Pat Patterson, with his unmistakable Mississippi drawl, caught everyone off guard with his reading of his first-novel-in progress titled “The Takers,” set in the year 1003 in Scandinavia. The discussion that followed his reading was intent and engrossing. His epic Viking tale has everyone's interest and curiosity, this is going to be a great story.

Ed Ellis followed with his marvelous Valentine poems for his grandchildren, then started on a piece written while drinking “sweet tea.” Ed never fails to capture the listeners, even evoking one comment, “What was in the tea?”

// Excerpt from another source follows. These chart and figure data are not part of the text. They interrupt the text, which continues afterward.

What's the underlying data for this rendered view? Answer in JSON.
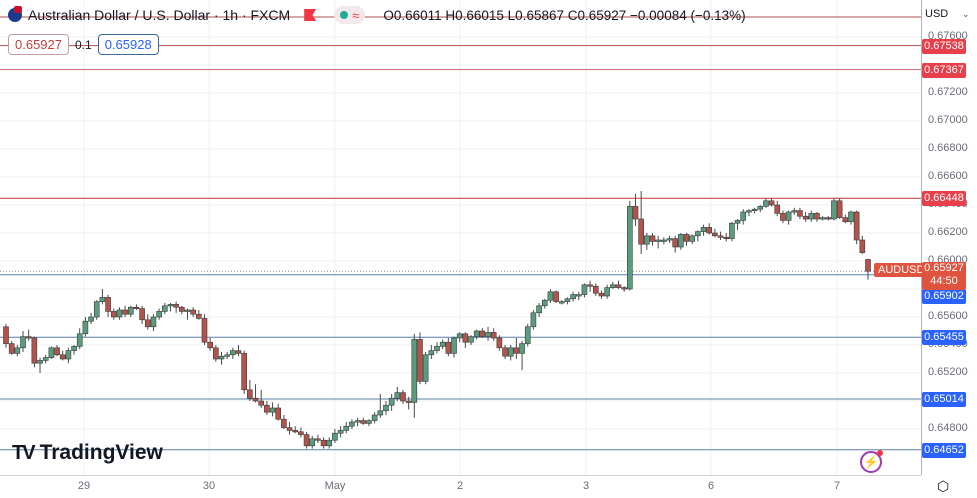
{
  "header": {
    "title": "Australian Dollar / U.S. Dollar · 1h · FXCM",
    "ohlc": "O0.66011 H0.66015 L0.65867 C0.65927 −0.00084 (−0.13%)",
    "open": "0.66011",
    "high": "0.66015",
    "low": "0.65867",
    "close": "0.65927",
    "change": "−0.00084",
    "change_pct": "(−0.13%)",
    "approx_icon": "≈"
  },
  "trade": {
    "sell_price": "0.65927",
    "spread": "0.1",
    "buy_price": "0.65928"
  },
  "price_axis": {
    "currency": "USD",
    "ticks": [
      "0.67600",
      "0.67200",
      "0.67000",
      "0.66800",
      "0.66600",
      "0.66400",
      "0.66200",
      "0.66000",
      "0.65600",
      "0.65400",
      "0.65200",
      "0.64800"
    ],
    "current": {
      "symbol": "AUDUSD",
      "price": "0.65927",
      "countdown": "44:50"
    },
    "lines": [
      {
        "price": "0.67538",
        "color": "#e8404b"
      },
      {
        "price": "0.67367",
        "color": "#e8404b"
      },
      {
        "price": "0.66448",
        "color": "#e8404b"
      },
      {
        "price": "0.65902",
        "color": "#2962ff"
      },
      {
        "price": "0.65455",
        "color": "#2962ff"
      },
      {
        "price": "0.65014",
        "color": "#2962ff"
      },
      {
        "price": "0.64652",
        "color": "#2962ff"
      }
    ]
  },
  "time_axis": {
    "labels": [
      "29",
      "30",
      "May",
      "2",
      "3",
      "6",
      "7"
    ]
  },
  "branding": {
    "logo_text": "TradingView",
    "logo_mark": "17"
  },
  "colors": {
    "up": "#5b9c7f",
    "down": "#b2544b",
    "resistance": "#c0392b",
    "support": "#5a7fa8"
  },
  "chart_data": {
    "type": "candlestick",
    "title": "Australian Dollar / U.S. Dollar · 1h · FXCM",
    "xlabel": "",
    "ylabel": "USD",
    "ylim": [
      0.645,
      0.677
    ],
    "x_ticks": [
      "29",
      "30",
      "May",
      "2",
      "3",
      "6",
      "7"
    ],
    "horizontal_lines": [
      0.67538,
      0.67367,
      0.66448,
      0.65455,
      0.65014,
      0.64652
    ],
    "last": {
      "open": 0.66011,
      "high": 0.66015,
      "low": 0.65867,
      "close": 0.65927
    },
    "candles": [
      [
        0.6553,
        0.6555,
        0.6538,
        0.6541
      ],
      [
        0.6541,
        0.6543,
        0.6533,
        0.6534
      ],
      [
        0.6534,
        0.654,
        0.6532,
        0.6538
      ],
      [
        0.6538,
        0.655,
        0.6535,
        0.6546
      ],
      [
        0.6546,
        0.6551,
        0.6543,
        0.6545
      ],
      [
        0.6545,
        0.6546,
        0.6524,
        0.6527
      ],
      [
        0.6527,
        0.6531,
        0.652,
        0.6529
      ],
      [
        0.6529,
        0.6533,
        0.6527,
        0.6531
      ],
      [
        0.6531,
        0.6539,
        0.653,
        0.6538
      ],
      [
        0.6538,
        0.654,
        0.6532,
        0.6533
      ],
      [
        0.6533,
        0.6536,
        0.6529,
        0.653
      ],
      [
        0.653,
        0.6538,
        0.6527,
        0.6536
      ],
      [
        0.6536,
        0.654,
        0.6533,
        0.6539
      ],
      [
        0.6539,
        0.6552,
        0.6537,
        0.6548
      ],
      [
        0.6548,
        0.656,
        0.6546,
        0.6557
      ],
      [
        0.6557,
        0.6563,
        0.6555,
        0.656
      ],
      [
        0.656,
        0.6572,
        0.6558,
        0.6571
      ],
      [
        0.6571,
        0.658,
        0.6569,
        0.6574
      ],
      [
        0.6574,
        0.6576,
        0.656,
        0.6564
      ],
      [
        0.6564,
        0.6566,
        0.6558,
        0.656
      ],
      [
        0.656,
        0.6567,
        0.6558,
        0.6565
      ],
      [
        0.6565,
        0.6568,
        0.656,
        0.6562
      ],
      [
        0.6562,
        0.6568,
        0.656,
        0.6567
      ],
      [
        0.6567,
        0.6569,
        0.6565,
        0.6566
      ],
      [
        0.6566,
        0.6568,
        0.6555,
        0.6558
      ],
      [
        0.6558,
        0.6562,
        0.6551,
        0.6553
      ],
      [
        0.6553,
        0.6562,
        0.655,
        0.656
      ],
      [
        0.656,
        0.6566,
        0.6558,
        0.6564
      ],
      [
        0.6564,
        0.657,
        0.6562,
        0.6568
      ],
      [
        0.6568,
        0.657,
        0.6564,
        0.6569
      ],
      [
        0.6569,
        0.6571,
        0.6563,
        0.6567
      ],
      [
        0.6567,
        0.6568,
        0.6562,
        0.6564
      ],
      [
        0.6564,
        0.6566,
        0.6558,
        0.6565
      ],
      [
        0.6565,
        0.6567,
        0.656,
        0.6562
      ],
      [
        0.6562,
        0.6565,
        0.6558,
        0.6559
      ],
      [
        0.6559,
        0.6562,
        0.654,
        0.6542
      ],
      [
        0.6542,
        0.6545,
        0.6536,
        0.6538
      ],
      [
        0.6538,
        0.654,
        0.6528,
        0.653
      ],
      [
        0.653,
        0.6535,
        0.6526,
        0.6532
      ],
      [
        0.6532,
        0.6535,
        0.653,
        0.6533
      ],
      [
        0.6533,
        0.6538,
        0.653,
        0.6536
      ],
      [
        0.6536,
        0.654,
        0.6532,
        0.6534
      ],
      [
        0.6534,
        0.6536,
        0.6505,
        0.6508
      ],
      [
        0.6508,
        0.6515,
        0.65,
        0.6502
      ],
      [
        0.6502,
        0.6512,
        0.6499,
        0.65
      ],
      [
        0.65,
        0.6508,
        0.6495,
        0.6497
      ],
      [
        0.6497,
        0.65,
        0.649,
        0.6492
      ],
      [
        0.6492,
        0.6499,
        0.6489,
        0.6495
      ],
      [
        0.6495,
        0.6498,
        0.6486,
        0.6487
      ],
      [
        0.6487,
        0.649,
        0.648,
        0.6481
      ],
      [
        0.6481,
        0.6485,
        0.6476,
        0.6479
      ],
      [
        0.6479,
        0.6482,
        0.6477,
        0.6478
      ],
      [
        0.6478,
        0.6481,
        0.6474,
        0.6476
      ],
      [
        0.6476,
        0.6478,
        0.6466,
        0.6468
      ],
      [
        0.6468,
        0.6475,
        0.6466,
        0.6473
      ],
      [
        0.6473,
        0.6476,
        0.647,
        0.6472
      ],
      [
        0.6472,
        0.6474,
        0.6466,
        0.6468
      ],
      [
        0.6468,
        0.6474,
        0.6466,
        0.6472
      ],
      [
        0.6472,
        0.648,
        0.647,
        0.6477
      ],
      [
        0.6477,
        0.6482,
        0.6474,
        0.6479
      ],
      [
        0.6479,
        0.6485,
        0.6477,
        0.6482
      ],
      [
        0.6482,
        0.6487,
        0.648,
        0.6485
      ],
      [
        0.6485,
        0.6488,
        0.6482,
        0.6486
      ],
      [
        0.6486,
        0.6488,
        0.6483,
        0.6484
      ],
      [
        0.6484,
        0.6487,
        0.6482,
        0.6486
      ],
      [
        0.6486,
        0.6492,
        0.6484,
        0.649
      ],
      [
        0.649,
        0.6505,
        0.6488,
        0.6493
      ],
      [
        0.6493,
        0.65,
        0.649,
        0.6497
      ],
      [
        0.6497,
        0.6505,
        0.6493,
        0.6502
      ],
      [
        0.6502,
        0.651,
        0.65,
        0.6506
      ],
      [
        0.6506,
        0.6508,
        0.6498,
        0.65
      ],
      [
        0.65,
        0.6503,
        0.6494,
        0.6499
      ],
      [
        0.6499,
        0.6548,
        0.6488,
        0.6544
      ],
      [
        0.6544,
        0.6549,
        0.6512,
        0.6514
      ],
      [
        0.6514,
        0.6535,
        0.6512,
        0.6533
      ],
      [
        0.6533,
        0.654,
        0.653,
        0.6536
      ],
      [
        0.6536,
        0.6542,
        0.6534,
        0.6539
      ],
      [
        0.6539,
        0.6544,
        0.6537,
        0.6542
      ],
      [
        0.6542,
        0.6545,
        0.6532,
        0.6534
      ],
      [
        0.6534,
        0.6546,
        0.6531,
        0.6545
      ],
      [
        0.6545,
        0.6549,
        0.6542,
        0.6548
      ],
      [
        0.6548,
        0.6549,
        0.6538,
        0.6542
      ],
      [
        0.6542,
        0.6547,
        0.654,
        0.6546
      ],
      [
        0.6546,
        0.6551,
        0.6544,
        0.655
      ],
      [
        0.655,
        0.6552,
        0.6545,
        0.6546
      ],
      [
        0.6546,
        0.6553,
        0.6543,
        0.6549
      ],
      [
        0.6549,
        0.6552,
        0.6543,
        0.6545
      ],
      [
        0.6545,
        0.6547,
        0.6536,
        0.6538
      ],
      [
        0.6538,
        0.654,
        0.653,
        0.6532
      ],
      [
        0.6532,
        0.654,
        0.6529,
        0.6538
      ],
      [
        0.6538,
        0.6545,
        0.653,
        0.6534
      ],
      [
        0.6534,
        0.6543,
        0.6522,
        0.6541
      ],
      [
        0.6541,
        0.6555,
        0.6539,
        0.6553
      ],
      [
        0.6553,
        0.6565,
        0.6551,
        0.6563
      ],
      [
        0.6563,
        0.657,
        0.656,
        0.6568
      ],
      [
        0.6568,
        0.6573,
        0.6566,
        0.6572
      ],
      [
        0.6572,
        0.658,
        0.657,
        0.6578
      ],
      [
        0.6578,
        0.6579,
        0.657,
        0.6571
      ],
      [
        0.6571,
        0.6572,
        0.6569,
        0.6571
      ],
      [
        0.6571,
        0.6574,
        0.6569,
        0.6573
      ],
      [
        0.6573,
        0.6578,
        0.6571,
        0.6576
      ],
      [
        0.6576,
        0.6578,
        0.6572,
        0.6576
      ],
      [
        0.6576,
        0.6584,
        0.6574,
        0.6583
      ],
      [
        0.6583,
        0.6586,
        0.6578,
        0.6582
      ],
      [
        0.6582,
        0.6584,
        0.6575,
        0.6577
      ],
      [
        0.6577,
        0.6579,
        0.6573,
        0.6575
      ],
      [
        0.6575,
        0.6583,
        0.6573,
        0.6581
      ],
      [
        0.6581,
        0.6585,
        0.658,
        0.6583
      ],
      [
        0.6583,
        0.6586,
        0.658,
        0.6581
      ],
      [
        0.6581,
        0.6582,
        0.6578,
        0.658
      ],
      [
        0.658,
        0.6643,
        0.6579,
        0.6639
      ],
      [
        0.6639,
        0.6648,
        0.6625,
        0.663
      ],
      [
        0.663,
        0.665,
        0.6605,
        0.6612
      ],
      [
        0.6612,
        0.662,
        0.6608,
        0.6618
      ],
      [
        0.6618,
        0.662,
        0.6611,
        0.6614
      ],
      [
        0.6614,
        0.6618,
        0.6609,
        0.6615
      ],
      [
        0.6615,
        0.6617,
        0.6612,
        0.6615
      ],
      [
        0.6615,
        0.6618,
        0.6613,
        0.6616
      ],
      [
        0.6616,
        0.6618,
        0.6606,
        0.661
      ],
      [
        0.661,
        0.662,
        0.6608,
        0.6619
      ],
      [
        0.6619,
        0.662,
        0.6611,
        0.6614
      ],
      [
        0.6614,
        0.6619,
        0.6612,
        0.6618
      ],
      [
        0.6618,
        0.6622,
        0.6614,
        0.6621
      ],
      [
        0.6621,
        0.6626,
        0.6618,
        0.6624
      ],
      [
        0.6624,
        0.6627,
        0.6619,
        0.662
      ],
      [
        0.662,
        0.6623,
        0.6617,
        0.6618
      ],
      [
        0.6618,
        0.6621,
        0.6615,
        0.6617
      ],
      [
        0.6617,
        0.662,
        0.6614,
        0.6616
      ],
      [
        0.6616,
        0.6628,
        0.6614,
        0.6627
      ],
      [
        0.6627,
        0.663,
        0.6622,
        0.6629
      ],
      [
        0.6629,
        0.6637,
        0.6626,
        0.6635
      ],
      [
        0.6635,
        0.6637,
        0.6632,
        0.6636
      ],
      [
        0.6636,
        0.6638,
        0.6634,
        0.6637
      ],
      [
        0.6637,
        0.664,
        0.6635,
        0.6639
      ],
      [
        0.6639,
        0.6645,
        0.6638,
        0.6643
      ],
      [
        0.6643,
        0.6645,
        0.6639,
        0.664
      ],
      [
        0.664,
        0.6643,
        0.6632,
        0.6634
      ],
      [
        0.6634,
        0.6636,
        0.6627,
        0.6629
      ],
      [
        0.6629,
        0.6636,
        0.6626,
        0.6635
      ],
      [
        0.6635,
        0.6638,
        0.6633,
        0.6636
      ],
      [
        0.6636,
        0.6638,
        0.663,
        0.6632
      ],
      [
        0.6632,
        0.6635,
        0.6628,
        0.663
      ],
      [
        0.663,
        0.6636,
        0.6628,
        0.6634
      ],
      [
        0.6634,
        0.6635,
        0.6628,
        0.663
      ],
      [
        0.663,
        0.6632,
        0.6629,
        0.6631
      ],
      [
        0.6631,
        0.6632,
        0.6629,
        0.663
      ],
      [
        0.663,
        0.6645,
        0.6629,
        0.6643
      ],
      [
        0.6643,
        0.6645,
        0.663,
        0.6631
      ],
      [
        0.6631,
        0.6633,
        0.6627,
        0.6628
      ],
      [
        0.6628,
        0.6636,
        0.6626,
        0.6635
      ],
      [
        0.6635,
        0.6636,
        0.6612,
        0.6615
      ],
      [
        0.6615,
        0.6618,
        0.6605,
        0.6606
      ],
      [
        0.66011,
        0.66015,
        0.65867,
        0.65927
      ]
    ]
  }
}
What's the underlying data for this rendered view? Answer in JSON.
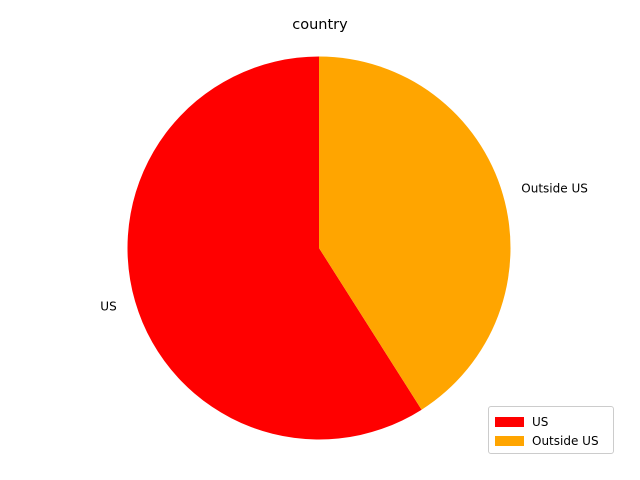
{
  "chart_data": {
    "type": "pie",
    "title": "country",
    "labels": [
      "US",
      "Outside US"
    ],
    "values": [
      59,
      41
    ],
    "colors": [
      "#ff0000",
      "#ffa500"
    ],
    "start_angle_deg": 90,
    "direction": "counterclockwise",
    "legend": {
      "placement": "lower-right",
      "entries": [
        "US",
        "Outside US"
      ]
    }
  }
}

Lois Stern read an entry from her Tales2Inspire contest that stumped both her and the other judges. An engaging, well written story that simply did not “Inspire” the reader, and therefore did not satisfy the rules of the contest. Still, it was a lesson for all about why we write.

Cecile Bell quickly read her humorous piece about Humpty Dumpty as we once again ran over time a little, and our apologies to Laura Heath who will be at the top of the list for the next reading.

Remember, Julie Ann Howell, publisher and founder of Peppertree Press and the The Pepper Tree Magazine, will be our presenter at the March 6th meeting. Don't miss it.


1 comment:

  1. Anonymous8:38 PM

    Yes. Last meeting was probably one of the best I've had the pleasure of participating in. So much compelling writing from everyone!